A Cassino et dans la région, il y a 5 sanctuaires consacrés aux soldats tombés durant la seconde guerre mondiale : anglais, français, italien, allemand et polonais.

Le cimetière polonais recueille 1 052 dépouilles du Second Corps d'Armée polonais, y compris celles du général Wladyslaw Anders et du chapelain, l'archevêque Jozef Gawlina, morts en 1970 et qui avaient exprimé le désir d'être transférés ici.

Ce fut l'armée commandée par le général Anders qui ouvrit aux alliés la route pour la libération de l'Italie et la défaite des envahisseurs nazis.

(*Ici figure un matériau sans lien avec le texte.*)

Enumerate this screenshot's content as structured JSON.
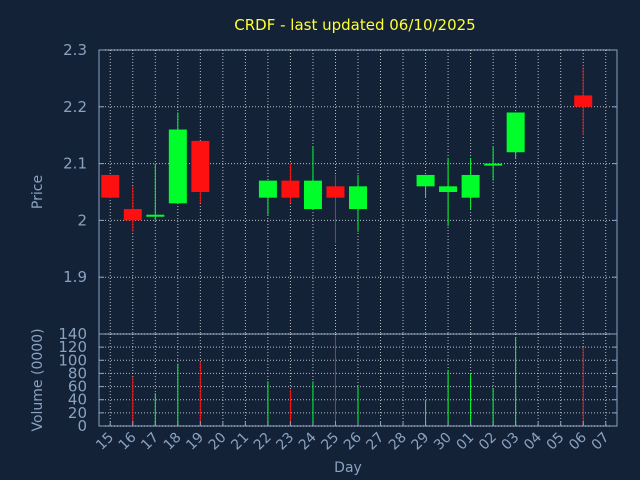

Les soldats polonais réussirent en effet à conquérir les ruines de l'Abbaye du Mont Cassin, jusqu'à la citadelle des parachutistes allemands qui, dès lors, contrôlèrent la ligne Gustav, une barrière défensive longue de 230 kilomètres qui découpait la péninsule en deux, des bouches du Garigliano à l'ouest à celles du Sangro à l'est, barrant la route des Alliés vers la conquête de Rome.

Quelques années après la fin du conflit mondial, un énorme cimetière fut construit aux pieds du mont, là où tant de sang fut versé, et à la cime, un obélisque fut érigé sur lequel une inscription relate : « Pour notre et votre liberté, nous, soldats polonais, nous donnèrent notre âme à Dieu, nos corps à la Terre d'Italie et nos cœurs à la Pologne ».

Au centre de la place principale, une croix a été érigée, haute de 16 mètres, avec une lumière toujours allumée.

La visite du pape allemand, d'une haute valeur symbolique, tombe à une période où l'on célèbre le 65e anniversaire de la bataille du Mont Cassin.

Durant la cérémonie, après avoir allumé une lampe votive, Benoît XVI a récité une prière dans laquelle il a demandé à Dieu de donner « le courage d'actions quotidiennes de paix » et « une confiance laborieuse dans la civilisation de l'amour » à ceux qui « souffrent encore à cause de guerres fratricides ».

Le pontife a enfin invoqué l'aide de Dieu afin que les hommes puissent comprendre que « la paix est plus précieuse que tout trésor corruptible, et travaillent tous ensemble infatigablement pour préparer aux nouvelles générations un monde où règnent la justice et la paix ».